Больше в комнате никого не было.
Время тянулось очень медленно. Мирон Алексеевич лежал неподвижно, будто большой, вытянутой формы камень.
Колька почувствовал, что его сердце сжимается от ужаса, подбородок задрожал, а где-то внутри появилось противное тошнотворное ощущение.
– Он мертвый, – едва слышно и почти нечленораздельно прошептал Ваня.
От этих слов перед глазами Кольки всё помутнело и поплыло, и он прислонился к косяку, чтобы не упасть. В следующую минуту раздался тягучий, монотонный, терзающий нервы скрип, голова лесника приподнялась над постелью, и
– Уйди! Сгинь, дьявол! Не трожь меня, кровопийца!
В возбуждении он стал нервно шарить рукой по столу, стараясь нащупать стакан, чтобы, по-видимому, запустить им по тому, что казалось ему дьяволом.
Ваня и Колька, заметно вздрогнув, попятились и в следующую секунду бросились убегать.
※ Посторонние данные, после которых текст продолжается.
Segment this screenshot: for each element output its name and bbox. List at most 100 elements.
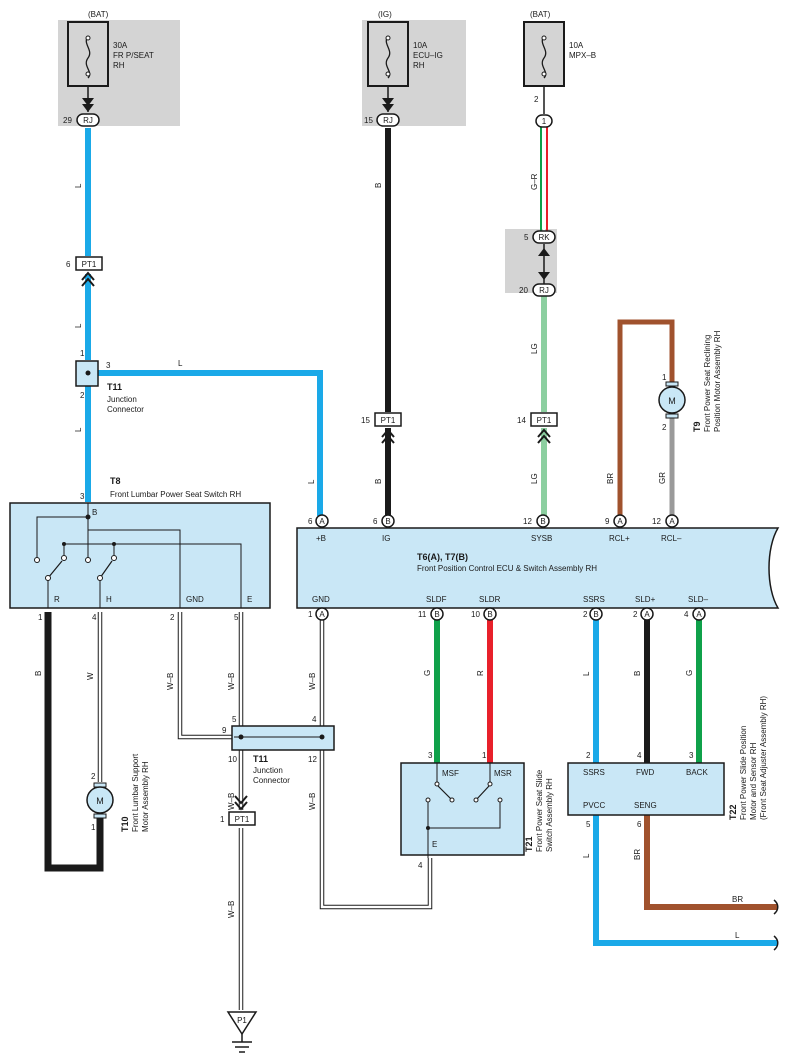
ecu-bot-label-3: SLDR — [479, 595, 501, 604]
svg-text:A: A — [617, 517, 623, 526]
svg-text:M: M — [668, 396, 676, 406]
svg-text:A: A — [669, 517, 675, 526]
wire-b-t10 — [44, 612, 104, 872]
t21-l1: Front Power Seat Slide — [535, 769, 544, 852]
t11u-id: T11 — [107, 382, 122, 392]
wire-br-seng — [644, 815, 778, 910]
t8-p5: 5 — [234, 613, 239, 622]
svg-text:1: 1 — [542, 117, 547, 126]
t11u-p2: 2 — [80, 391, 85, 400]
arrow-down-icon — [234, 801, 248, 811]
ecu-top-pin-1: A — [315, 514, 329, 528]
arrow-up-icon — [538, 248, 550, 256]
fuse-box-fr-pseat-bg — [58, 20, 180, 126]
svg-text:PT1: PT1 — [82, 260, 97, 269]
t11l-l1: Junction — [253, 766, 283, 775]
label-br-2: BR — [633, 849, 642, 860]
ecu-top-pin-2: B — [381, 514, 395, 528]
label-gr-pair: G–R — [530, 173, 539, 190]
fuse-box-ecu-ig-bg — [362, 20, 466, 126]
wire-l-to-ecu-b — [98, 370, 323, 516]
label-wb-1: W–B — [166, 673, 175, 690]
t11u-l1: Junction — [107, 395, 137, 404]
label-b-2: B — [374, 479, 383, 484]
t8-p1: 1 — [38, 613, 43, 622]
connector-rj-3: RJ — [532, 283, 556, 297]
label-l-8: L — [735, 931, 740, 940]
arrow-down-icon — [538, 272, 550, 280]
motor-icon — [86, 786, 114, 814]
arrow-down-icon — [82, 104, 94, 112]
svg-text:A: A — [319, 517, 325, 526]
ecu-bot-num-5: 2 — [633, 610, 638, 619]
svg-text:PT1: PT1 — [381, 416, 396, 425]
label-l-6: L — [582, 671, 591, 676]
ecu-title: T6(A), T7(B) — [417, 552, 468, 562]
label-l-7: L — [582, 853, 591, 858]
ecu-top-label-5: RCL– — [661, 534, 682, 543]
label-wb-2: W–B — [227, 673, 236, 690]
ecu-bot-num-3: 10 — [471, 610, 480, 619]
connector-rj-2: RJ — [376, 113, 400, 127]
ecu-box — [296, 527, 780, 609]
fuse2-source: (IG) — [378, 10, 392, 19]
ecu-bot-pin-6: A — [692, 607, 706, 621]
label-b-4: B — [633, 671, 642, 676]
t21-p3: 3 — [428, 751, 433, 760]
ecu-top-pin-4: A — [613, 514, 627, 528]
ground-p1: P1 — [226, 1011, 258, 1053]
t10-l2: Motor Assembly RH — [141, 761, 150, 832]
t8-b: B — [92, 508, 97, 517]
t11-junction-lower — [231, 725, 335, 751]
connector-pt1-c: PT1 — [530, 412, 558, 444]
t8-r: R — [54, 595, 60, 604]
ecu-bot-pin-3: B — [483, 607, 497, 621]
t22-ssrs: SSRS — [583, 768, 605, 777]
t11l-l2: Connector — [253, 776, 290, 785]
ecu-top-label-2: IG — [382, 534, 390, 543]
label-br-3: BR — [732, 895, 743, 904]
svg-text:B: B — [593, 610, 598, 619]
label-gr: GR — [658, 472, 667, 484]
label-g-1: G — [423, 670, 432, 676]
t22-p3: 3 — [689, 751, 694, 760]
t11l-id: T11 — [253, 754, 268, 764]
pin-14-pt1: 14 — [517, 416, 526, 425]
wire-br-t9 — [617, 319, 675, 516]
pin-29: 29 — [63, 116, 72, 125]
t22-l1: Front Power Slide Position — [739, 726, 748, 820]
ecu-bot-num-4: 2 — [583, 610, 588, 619]
fuse2-name: ECU–IG — [413, 51, 443, 60]
t8-id: T8 — [110, 476, 121, 486]
connector-pt1-b: PT1 — [374, 412, 402, 444]
fuse1-amps: 30A — [113, 41, 128, 50]
fuse-10a-mpx-b — [523, 21, 565, 87]
svg-text:A: A — [696, 610, 702, 619]
t9-id: T9 — [692, 421, 702, 432]
label-lg-1: LG — [530, 343, 539, 354]
t11l-p4: 4 — [312, 715, 317, 724]
t22-l2: Motor and Sensor RH — [749, 742, 758, 820]
label-lg-2: LG — [530, 473, 539, 484]
t22-pvcc: PVCC — [583, 801, 605, 810]
fuse1-name: FR P/SEAT — [113, 51, 154, 60]
arrow-down-icon — [382, 98, 394, 106]
svg-text:M: M — [96, 796, 104, 806]
t11l-p12: 12 — [308, 755, 317, 764]
t11u-l2: Connector — [107, 405, 144, 414]
label-l-5: L — [307, 479, 316, 484]
label-l-2: L — [74, 323, 83, 328]
t8-name: Front Lumbar Power Seat Switch RH — [110, 490, 241, 499]
fuse2-sub: RH — [413, 61, 425, 70]
t9-l2: Position Motor Assembly RH — [713, 330, 722, 432]
fuse1-source: (BAT) — [88, 10, 109, 19]
ecu-bot-label-6: SLD– — [688, 595, 709, 604]
t11u-p1: 1 — [80, 349, 85, 358]
t22-back: BACK — [686, 768, 708, 777]
t8-p4: 4 — [92, 613, 97, 622]
t22-p2: 2 — [586, 751, 591, 760]
t21-id: T21 — [524, 836, 534, 852]
ecu-bot-pin-4: B — [589, 607, 603, 621]
pin-15: 15 — [364, 116, 373, 125]
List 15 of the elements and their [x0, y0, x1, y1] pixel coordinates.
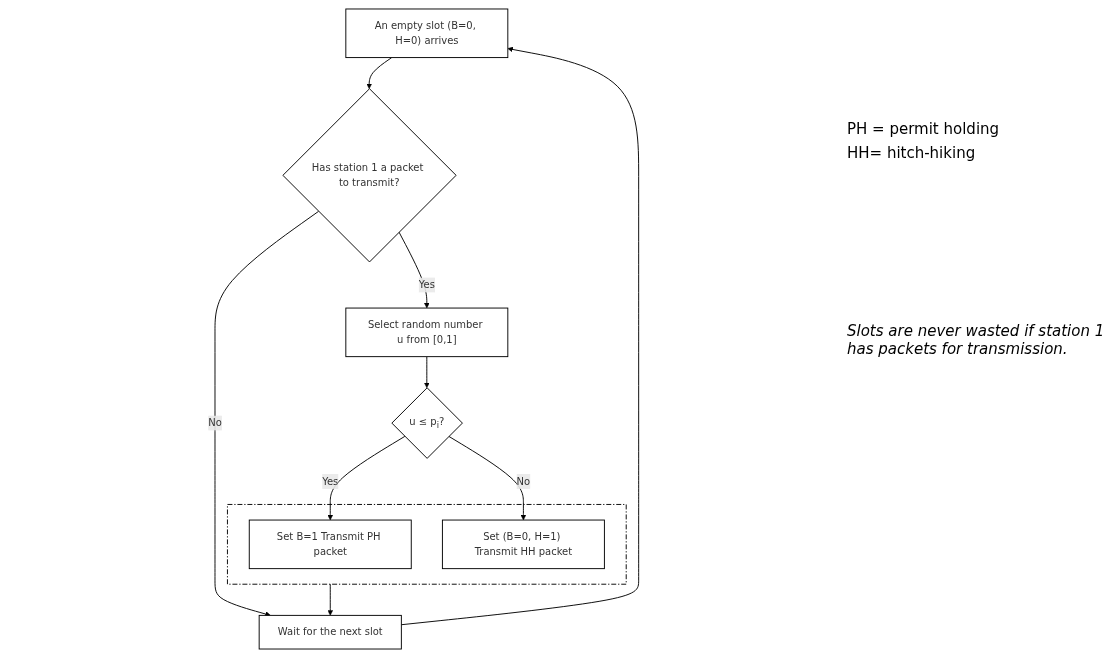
- abbreviation-text: HH= hitch-hiking: [847, 144, 977, 162]
- edge-label: Yes: [418, 278, 435, 291]
- node-box: An empty slot (B=0, H=0) arrives: [345, 8, 509, 59]
- edge-label: No: [516, 475, 531, 488]
- node-box: Set B=1 Transmit PH packet: [248, 519, 412, 570]
- edge-label: No: [208, 416, 222, 429]
- node-box: Select random number u from [0,1]: [345, 307, 509, 358]
- node-box: Set (B=0, H=1) Transmit HH packet: [442, 519, 605, 570]
- node-diamond: Has station 1 a packet to transmit?: [282, 88, 457, 263]
- cluster: [227, 504, 627, 585]
- node-box: Wait for the next slot: [258, 614, 402, 650]
- note-text: Slots are never wasted if station 1 has packets for transmission.: [847, 322, 1106, 358]
- node-diamond: u ≤ p$_{i}$?: [391, 387, 463, 459]
- abbreviation-text: PH = permit holding: [847, 120, 1001, 138]
- edge-label: Yes: [322, 475, 339, 488]
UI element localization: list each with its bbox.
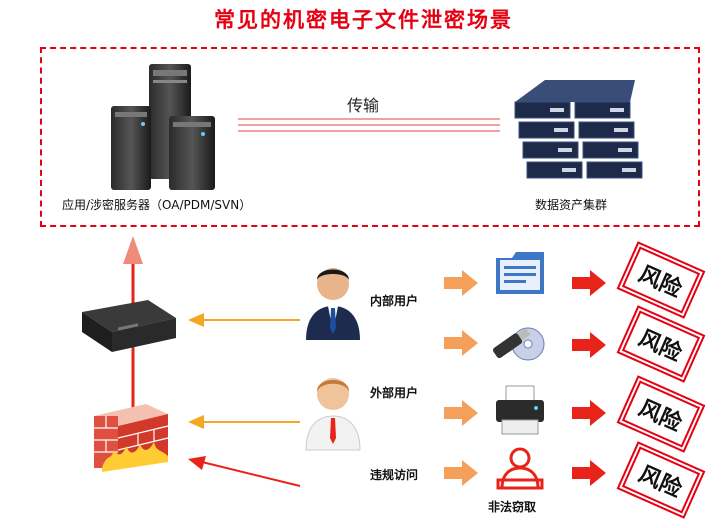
transfer-link bbox=[238, 118, 500, 132]
arrow-to-risk-4 bbox=[572, 460, 606, 486]
arrow-to-usb bbox=[444, 330, 478, 356]
external-to-firewall-arrow bbox=[188, 415, 300, 429]
arrow-to-printer bbox=[444, 400, 478, 426]
page-title: 常见的机密电子文件泄密场景 bbox=[214, 8, 513, 32]
server-cluster-icon bbox=[111, 64, 215, 190]
internal-to-gateway-arrow bbox=[188, 313, 300, 327]
transfer-label: 传输 bbox=[347, 96, 380, 115]
arrow-to-risk-2 bbox=[572, 332, 606, 358]
internal-user-label: 内部用户 bbox=[370, 294, 419, 308]
firewall-icon bbox=[94, 404, 169, 472]
arrow-to-risk-1 bbox=[572, 270, 606, 296]
arrow-to-theft bbox=[444, 460, 478, 486]
storage-cluster-icon bbox=[514, 80, 643, 179]
theft-label: 非法窃取 bbox=[488, 500, 537, 514]
theft-person-icon bbox=[496, 447, 544, 490]
gateway-device-icon bbox=[82, 300, 176, 352]
external-user-avatar bbox=[305, 378, 361, 451]
internal-user-avatar bbox=[306, 268, 360, 340]
risk-stamp-3: 风险 bbox=[621, 380, 701, 448]
arrow-to-risk-3 bbox=[572, 400, 606, 426]
external-user-label: 外部用户 bbox=[370, 386, 419, 400]
arrow-to-file bbox=[444, 270, 478, 296]
folder-file-icon bbox=[496, 252, 544, 294]
illegal-access-label: 违规访问 bbox=[370, 468, 419, 482]
app-server-label: 应用/涉密服务器（OA/PDM/SVN） bbox=[62, 198, 252, 212]
printer-icon bbox=[496, 385, 544, 435]
illegal-to-firewall-arrow bbox=[188, 456, 301, 487]
risk-stamp-4: 风险 bbox=[621, 446, 701, 514]
server-zone-frame bbox=[40, 47, 700, 227]
risk-stamp-1: 风险 bbox=[621, 246, 701, 314]
risk-stamp-2: 风险 bbox=[621, 310, 701, 378]
usb-disc-icon bbox=[492, 327, 545, 361]
storage-label: 数据资产集群 bbox=[535, 198, 608, 212]
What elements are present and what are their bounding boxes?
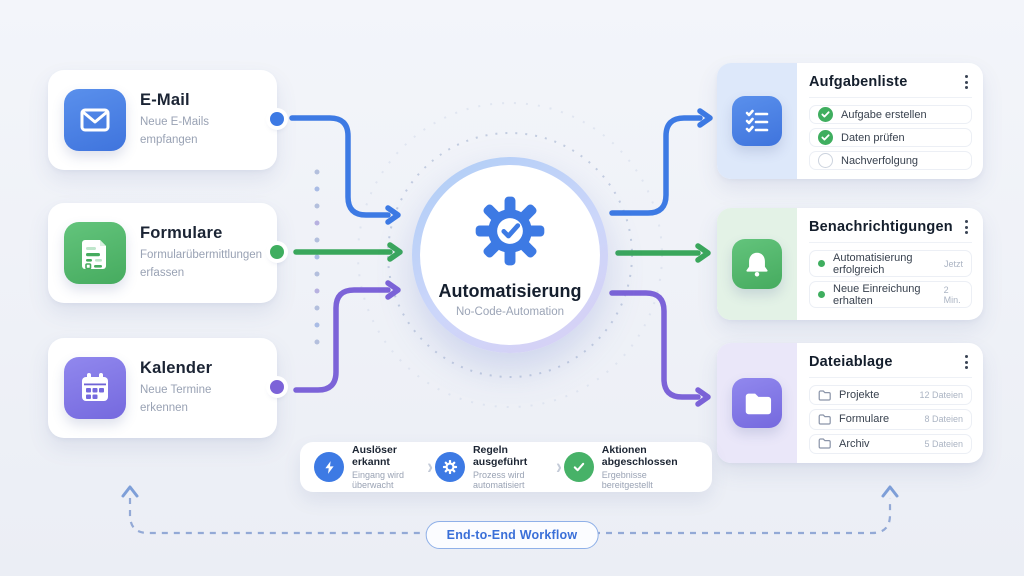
automation-hub: Automatisierung No-Code-Automation: [412, 157, 608, 353]
task-label: Daten prüfen: [841, 131, 905, 144]
folder-count: 5 Dateien: [924, 438, 963, 449]
empty-circle-icon: [818, 153, 833, 168]
folder-label: Projekte: [839, 389, 880, 402]
bell-icon: [732, 239, 782, 289]
folder-count: 8 Dateien: [924, 414, 963, 425]
folder-row: Projekte 12 Dateien: [809, 385, 972, 406]
connector-calendar-to-hub: [293, 287, 391, 393]
notification-time: 2 Min.: [943, 284, 961, 305]
pipeline-step-rules: Regeln ausgeführt Prozess wird automatis…: [434, 444, 554, 490]
source-card-email: E-Mail Neue E-Mails empfangen: [48, 70, 284, 170]
kebab-menu-icon[interactable]: [961, 73, 972, 91]
arrowhead: [387, 242, 403, 262]
arrow-up-right: [881, 485, 899, 498]
gear-icon: [434, 452, 465, 482]
chevron-right-icon: ›: [427, 454, 433, 479]
connector-port: [270, 245, 284, 259]
calendar-icon: [64, 357, 126, 419]
folder-outline-icon: [818, 438, 831, 449]
output-card-tasks: Aufgabenliste Aufgabe erstellen Daten pr…: [717, 63, 983, 179]
task-row: Daten prüfen: [809, 128, 972, 147]
task-row: Nachverfolgung: [809, 151, 972, 170]
arrowhead: [385, 280, 401, 300]
task-label: Aufgabe erstellen: [841, 108, 927, 121]
notification-row: Neue Einreichung erhalten 2 Min.: [809, 281, 972, 308]
source-title: E-Mail: [140, 91, 190, 110]
connector-hub-to-files: [609, 290, 701, 400]
notification-time: Jetzt: [943, 258, 963, 269]
end-to-end-workflow-label: End-to-End Workflow: [425, 521, 599, 549]
envelope-icon: [64, 89, 126, 151]
status-dot-icon: [818, 291, 825, 298]
step-title: Regeln ausgeführt: [472, 444, 528, 468]
checklist-icon: [732, 96, 782, 146]
notification-row: Automatisierung erfolgreich Jetzt: [809, 250, 972, 277]
step-desc: Ergebnisse bereitgestellt: [601, 470, 653, 490]
step-desc: Prozess wird automatisiert: [472, 470, 525, 490]
pipeline-strip: Auslöser erkannt Eingang wird überwacht …: [300, 442, 712, 492]
connector-hub-to-tasks: [609, 115, 703, 216]
source-title: Formulare: [140, 224, 223, 243]
connector-email-to-hub: [289, 115, 391, 218]
arrowhead: [695, 243, 711, 263]
arrowhead: [385, 205, 401, 225]
end-to-end-dashed-path: [128, 498, 892, 535]
chevron-right-icon: ›: [556, 454, 562, 479]
output-title: Benachrichtigungen: [809, 219, 953, 235]
folder-count: 12 Dateien: [919, 390, 963, 401]
dotted-column: [314, 169, 320, 345]
connector-port: [270, 380, 284, 394]
source-card-forms: Formulare Formularübermittlungen erfasse…: [48, 203, 284, 303]
notification-label: Neue Einreichung erhalten: [833, 282, 921, 307]
folder-row: Formulare 8 Dateien: [809, 409, 972, 430]
folder-icon: [732, 378, 782, 428]
task-label: Nachverfolgung: [841, 154, 919, 167]
hub-subtitle: No-Code-Automation: [455, 306, 565, 318]
pipeline-step-trigger: Auslöser erkannt Eingang wird überwacht: [314, 444, 425, 490]
check-circle-icon: [818, 107, 833, 122]
arrowhead: [697, 108, 713, 128]
step-desc: Eingang wird überwacht: [352, 470, 405, 490]
status-dot-icon: [818, 260, 825, 267]
step-title: Auslöser erkannt: [352, 444, 397, 468]
form-icon: [64, 222, 126, 284]
check-circle-icon: [818, 130, 833, 145]
output-card-notifications: Benachrichtigungen Automatisierung erfol…: [717, 208, 983, 320]
source-desc: Neue Termine erkennen: [140, 384, 212, 414]
folder-outline-icon: [818, 390, 831, 401]
source-title: Kalender: [140, 359, 213, 378]
notification-label: Automatisierung erfolgreich: [833, 251, 913, 276]
connector-port: [270, 112, 284, 126]
kebab-menu-icon[interactable]: [961, 218, 972, 236]
check-icon: [563, 452, 594, 482]
folder-outline-icon: [818, 414, 831, 425]
gear-check-icon: [471, 192, 549, 275]
arrow-up-left: [121, 485, 139, 498]
folder-label: Archiv: [839, 437, 870, 450]
output-title: Dateiablage: [809, 354, 893, 370]
pipeline-step-actions: Aktionen abgeschlossen Ergebnisse bereit…: [563, 444, 698, 490]
task-row: Aufgabe erstellen: [809, 105, 972, 124]
folder-label: Formulare: [839, 413, 890, 426]
folder-row: Archiv 5 Dateien: [809, 433, 972, 454]
kebab-menu-icon[interactable]: [961, 353, 972, 371]
source-card-calendar: Kalender Neue Termine erkennen: [48, 338, 284, 438]
output-title: Aufgabenliste: [809, 74, 908, 90]
lightning-icon: [314, 452, 344, 482]
source-desc: Formularübermittlungen erfassen: [140, 249, 263, 279]
output-card-files: Dateiablage Projekte 12 Dateien Formular…: [717, 343, 983, 463]
step-title: Aktionen abgeschlossen: [601, 444, 678, 468]
source-desc: Neue E-Mails empfangen: [140, 116, 210, 146]
arrowhead: [695, 387, 711, 407]
hub-title: Automatisierung: [438, 281, 582, 301]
Они выпрыгнули в открытое окно и без промедления рванули со двора лесничего. Добежав до других домов, они остановились и перевели дух.
– Ты думаешь, его действительно кто-то хотел убить? – делая частые вдохи, спросил Колька.
– Нет, скорее, он просто тронулся умом, и теперь ему мерещатся дьявол, кровопийцы, убийцы и всякие чудовища, наверное, – Ваня тоже был порядком потрясен и выглядел всклокоченным и обескураженным.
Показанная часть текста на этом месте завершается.